As it turns out the film is actually set in a parallel universe which is kind of like modern-day Russia but mostly not. Spies still give each other grainy black-and-white photos of people on park benches like an old episode of 24. Calls are made from telephone booths and landlines attached to the walls. But there are also smartphones? It’s weird.
The plot is as confused as the setting. Jennifer Lawrence’s character, Dominika, is blackmailed into becoming a ‘Sparrow’ - a spy who use their sexual prowess to spy for Mother Russia. Her characters’ motives are vague but when you have such a big star playing the central role it’s difficult for the character to be heard.
The film is a slow-burner.

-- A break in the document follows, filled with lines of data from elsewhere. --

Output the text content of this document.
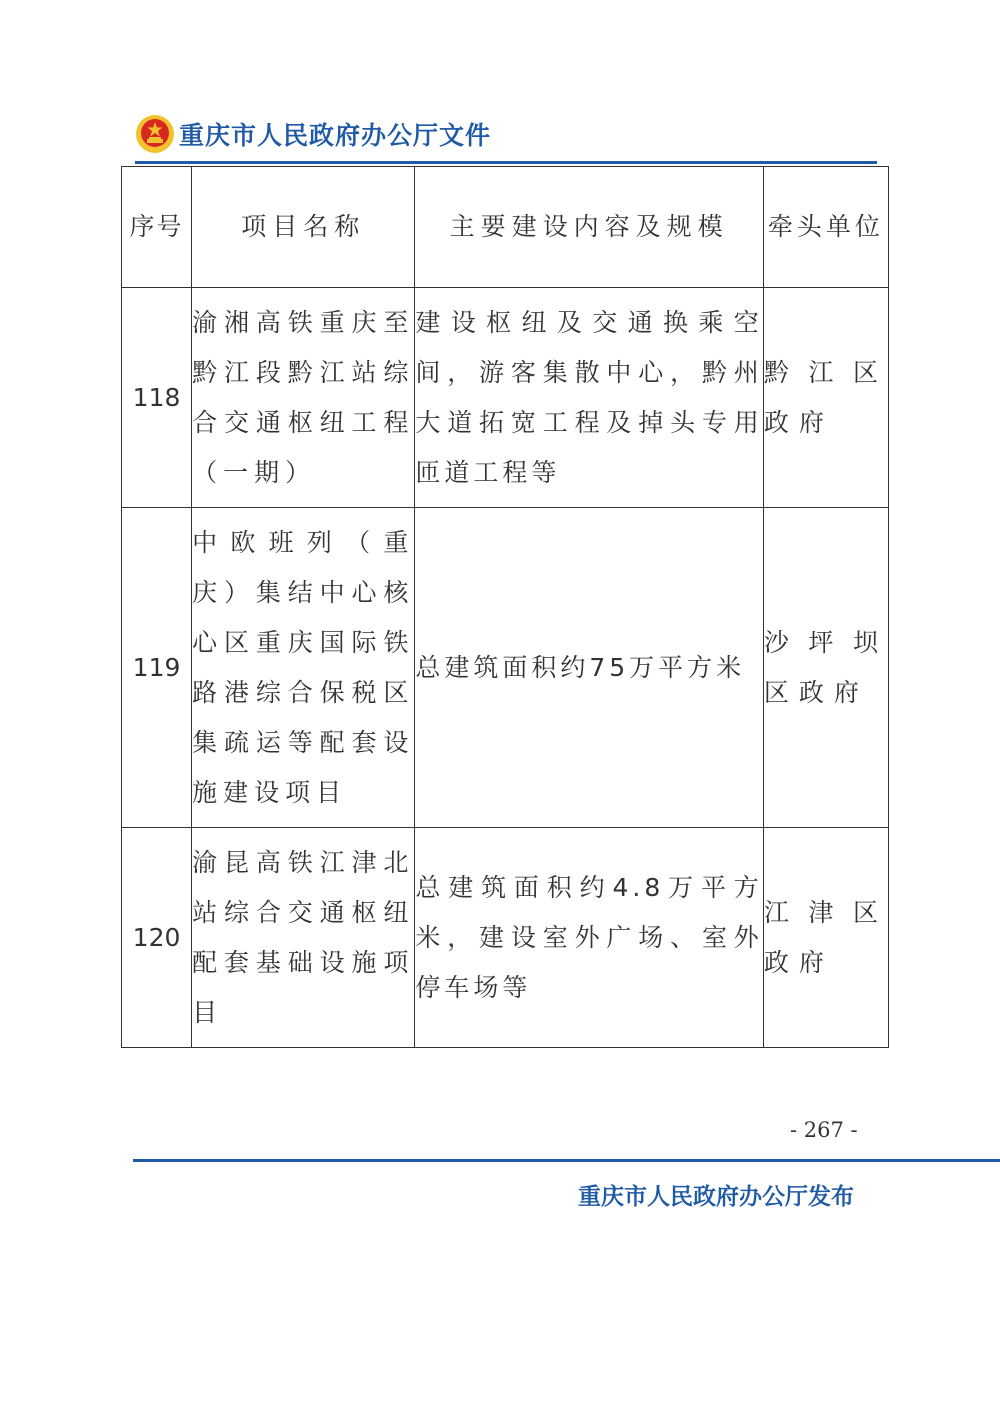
重庆市人民政府办公厅文件
序号	项目名称	主要建设内容及规模	牵头单位
118	渝湘高铁重庆至黔江段黔江站综合交通枢纽工程（一期）	建设枢纽及交通换乘空间，游客集散中心，黔州大道拓宽工程及掉头专用匝道工程等	黔江区政府
119	中欧班列（重庆）集结中心核心区重庆国际铁路港综合保税区集疏运等配套设施建设项目	总建筑面积约75万平方米	沙坪坝区政府
120	渝昆高铁江津北站综合交通枢纽配套基础设施项目	总建筑面积约4.8万平方米，建设室外广场、室外停车场等	江津区政府
- 267 -
重庆市人民政府办公厅发布
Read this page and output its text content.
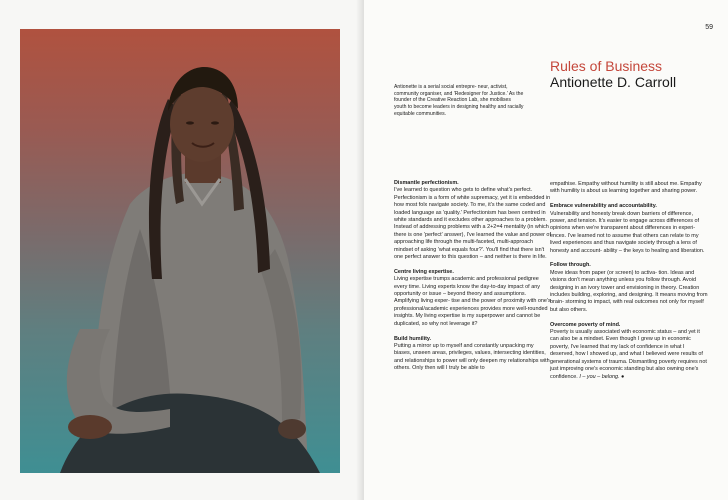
59
Rules of Business
Antionette D. Carroll
Antionette is a serial social entrepre- neur, activist, community organiser, and 'Redesigner for Justice.' As the founder of the Creative Reaction Lab, she mobilises youth to become leaders in designing healthy and racially equitable communities.

Dismantle perfectionism.
I've learned to question who gets to define what's perfect. Perfectionism is a form of white supremacy, yet it is embedded in how most folx navigate society. To me, it's the same coded and loaded language as 'quality.' Perfectionism has been centred in white standards and it excludes other approaches to a problem. Instead of addressing problems with a 2+2=4 mentality (in which there is one 'perfect' answer), I've learned the value and power of approaching life through the multi-faceted, multi-approach mindset of asking 'what equals four?'. You'll find that there isn't one perfect answer to this question – and neither is there in life.

Centre living expertise.
Living expertise trumps academic and professional pedigree every time. Living experts know the day-to-day impact of any opportunity or issue – beyond theory and assumptions. Amplifying living exper- tise and the power of proximity with one's professional/academic experiences provides more well-rounded insights. My living expertise is my superpower and cannot be duplicated, so why not leverage it?

Build humility.
Putting a mirror up to myself and constantly unpacking my biases, unseen areas, privileges, values, intersecting identities, and relationships to power will only deepen my relationships with others. Only then will I truly be able to

empathise. Empathy without humility is still about me. Empathy with humility is about us learning together and sharing power.

Embrace vulnerability and accountability.
Vulnerability and honesty break down barriers of difference, power, and tension. It's easier to engage across differences of opinions when we're transparent about differences in experi- ences. I've learned not to assume that others can relate to my lived experiences and thus navigate society through a lens of honesty and account- ability – the keys to healing and liberation.

Follow through.
Move ideas from paper (or screen) to activa- tion. Ideas and visions don't mean anything unless you follow through. Avoid designing in an ivory tower and envisioning in theory. Creation includes building, exploring, and designing. It means moving from brain- storming to impact, with real outcomes not only for myself but also others.

Overcome poverty of mind.
Poverty is usually associated with economic status – and yet it can also be a mindset. Even though I grew up in economic poverty, I've learned that my lack of confidence in what I deserved, how I showed up, and what I believed were results of generational systems of trauma. Dismantling poverty requires not just improving one's economic standing but also owning one's confidence. I – you – belong. ●
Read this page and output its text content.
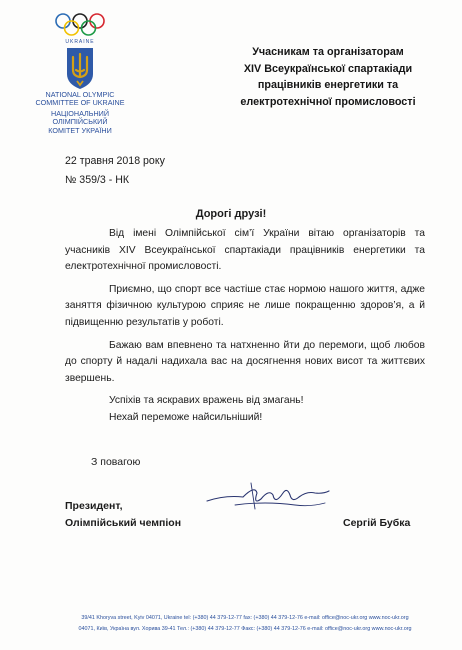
UKRAINE
NATIONAL OLYMPIC
COMMITTEE OF UKRAINE
НАЦІОНАЛЬНИЙ ОЛІМПІЙСЬКИЙ
КОМІТЕТ УКРАЇНИ
Учасникам та організаторам
XIV Всеукраїнської спартакіади
працівників енергетики та
електротехнічної промисловості
22 травня 2018 року
№ 359/3 - НК
Дорогі друзі!

Від імені Олімпійської сім’ї України вітаю організаторів та учасників XIV Всеукраїнської спартакіади працівників енергетики та електротехнічної промисловості.

Приємно, що спорт все частіше стає нормою нашого життя, адже заняття фізичною культурою сприяє не лише покращенню здоров’я, а й підвищенню результатів у роботі.

Бажаю вам впевнено та натхненно йти до перемоги, щоб любов до спорту й надалі надихала вас на досягнення нових висот та життєвих звершень.

Успіхів та яскравих вражень від змагань!

Нехай переможе найсильніший!

З повагою
Президент,
Олімпійський чемпіон	Сергій Бубка
39/41 Khoryva street, Kyiv 04071, Ukraine tel: (+380) 44 379-12-77 fax: (+380) 44 379-12-76 e-mail: office@noc-ukr.org www.noc-ukr.org
04071, Київ, Україна вул. Хорива 39-41 Тел.: (+380) 44 379-12-77 Факс: (+380) 44 379-12-76 e-mail: office@noc-ukr.org www.noc-ukr.org
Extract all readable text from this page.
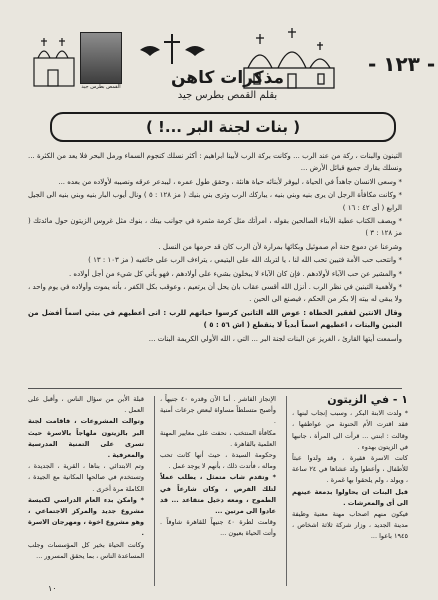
القمص بطرس جيد	مذكرات كاهن
بقلم القمص بطرس جيد
- ١٢٣ -
( بنات لجنة البر ...! )

التينون والبنات ، ركة من عند الرب ... وكانت بركة الرب لأبينا ابراهيم : أكثر نسلك كنجوم السماء ورمل البحر فلا يعد من الكثرة ... ونسلك يقارك جميع قبائل الأرض ...

* وسعى الانسان جاهداً في الحياة ، ليوفر لأبنائه حياة هانئة ، وحقق طول عمره ، ليبدعر عرقه ونصيبه لأولاده من بعده ...

* وكانت مكافأة الرجل ان يرى بنيه وبني بنيه ، يباركك الرب وترى بني بنيك ( مز ١٢٨ : ٥ ) ونال أيوب البار بنيه وبني بنيه الى الجيل الرابع ( أى ٤٢ : ١٦ )

* ويصف الكتاب عطية الأبناء الصالحين بقوله ، امرأتك مثل كرمة مثمرة في جوانب بيتك ، بنوك مثل غروس الزيتون حول مائدتك ( مز ١٢٨ : ٣ )

وشرعنا عن دموع حنة أم صموئيل وبكائها بمرارة لأن الرب كان قد حرمها من النسل .

* وانتحب حب الأمة فتيين تحب الله لنا ، يا لتربك الله على اليتيمي ، يتراءف الرب على خائفيه ( مز ١٠٣ : ١٣ )

* والمشير عن حب الآباء لأولادهم . فإن كان الآباء لا يبخلون بشيء على أولادهم ، فهو يأتي كل شيء من أجل أولاده .

* ولأهمية التينين في نظر الرب . أنزل الله أقسى عقاب بان يحل أن يرتعيم ، وعوقب بكل الكفر ، بأنه يموت وأولاده في يوم واحد ، ولا يبقى له بيته إلا بكر من الحكم ، فيصنع الى الحين .

وقال الانتين لفقير الخطاة : عوض الله التانين كرسوا حياتهم للرب : انى أعطيهم في بيتي اسماً أفضل من البنين والبنات ، اعطيهم اسماً أبدياً لا ينقطع ( اش ٥٦ : ٥ )

وأسمعت أيتها القارئ ، الغريز عن البنات لجنة البر ... التي ، الله الأولي الكريمة البنات ...

١ - في الزيتون

* ولدت الابنة البكر ، وسبب إنجاب لبنها ، فقد اقترت الأم الحنونة من عواطفها ، وقالت : ابنتي ... قرأت الى المرأة ، جانبها في الزيتون بهدوء .

كانت الاسرة فقيرة ، وقد ولدوا عبثاً للأطفال ، وأعطوا ولد عشاها في ٢٤ ساعة ، ويولد ، ولم يلحقوا بها غمرة .

قبل البنات ان يحاولوا بدمعة عينهم الى أى والمعرشات .

فيكون منهم اصحاب مهنة معنية وظيفة مدينة الجديد ، وزار شركة ثلاثة اشخاص ، ١٩٤٥ باعوا ...

الإنجاز الفاشر . أما الآن وقدره ٤٠ جنيهاً ، وأصبح متسلطاً مساواة لبعض جرعات أمنية .

مكافأة المنتخب ، نحفت على معايير المهنة العلمية بالقاهرة .

وحكومة السيدة ، حيث أنها كانت تحب وماله ، فأتدت ذلك ، بأنهم لا يوجد عمل .

* وتقدم شاب متمثل ، يطلب عملاً لتلك الفرص ، وكان شارعاً في الطموح ، ومعه دخيل متقاعد ... قد عادوا الى مرتين ...

وقامت لطرة ٤٠ جنيهاً للقاهرة شاوفاً . وأتت الحياة بعيون ...

قبلة الأبن من سؤال الناس ، وأقبل على العمل .

وتوالت المشروعات ، فاقامت لجنة البر بالزيتون ملهاجاً بالاسرة حيث تسرى على التمنية المدرسية والمعرفية .

وتم الابتدائي ، بناها ، القرية ، الجديدة ، وتستخدم في صالحها المكانية مع الجيدة ، الكاملة مرة أخرى .

* وامكن بدء العام الدراسي لكنيسة مشروع جديد والمركز الاجتماعي ، وهو مشروع اخوة ، ومهرجان الاسرة .

وكانت الحياة بخير كل المؤسسات وجلب المساعدة الناس ، بما يحقق المسرور ...

١٠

Lawrence is assigned by her spymaster uncle to discover a CIA agent’s mole in the Russian government by “getting close to him”. The film’s main tension comes from with whom Dominika's loyalties truly lie: the Russian state, her dying mother, or the CIA agent she was assigned to track and has apparently fallen in love with.+
Great patience is required to stay interested in this question, largely because nothing particularly interesting happens to make us care about any of the characters’ choices and destinies. The occasional shocking torture or impassioned sex scene seemed like a cheap trick to mask the mediocrity of the core plot.
I mentioned at the start that I thought this film was set during the Cold War. The thought kept occurring to me throughout, with the portrayal of the two governments. The Russians: cold and ruthless and the Americans: good-natured and harmless. While this may very well mirror reality I had hoped for a spy thriller from a Russian perspective. Instead, we got the usual Devil and Saint character we’ve seen in the Bond films, Mission: Impossible and other Popcorn Spy flicks.
The fact that the film was clearly not shot in Russia is a big problem. For no particular reason, the films’ action all takes place in Budapest. As pretty as Budapest can be, I think the Taken series has made me a little sick of spy thrillers set in Continental Europe. It’s almost comical when the characters are “taken to Russia” all the action takes place indoors. I would think this is more a result of VISA’s being unobtainable for a Hollywood movie. To boot none of the leading actors are actually Russian and all bar, Matthias Schoenaerts, have distinctly hammy accents - honestly, some of them sound British.
In sum, I didn’t hate it, but it was a wasted opportunity to explore how espionage has changed in Russia since the Cold War. When you compare this film to other spy thrillers which moved the genre forward, like the Bourne series, you’ll realise that Red Sparrow is singing an old tune.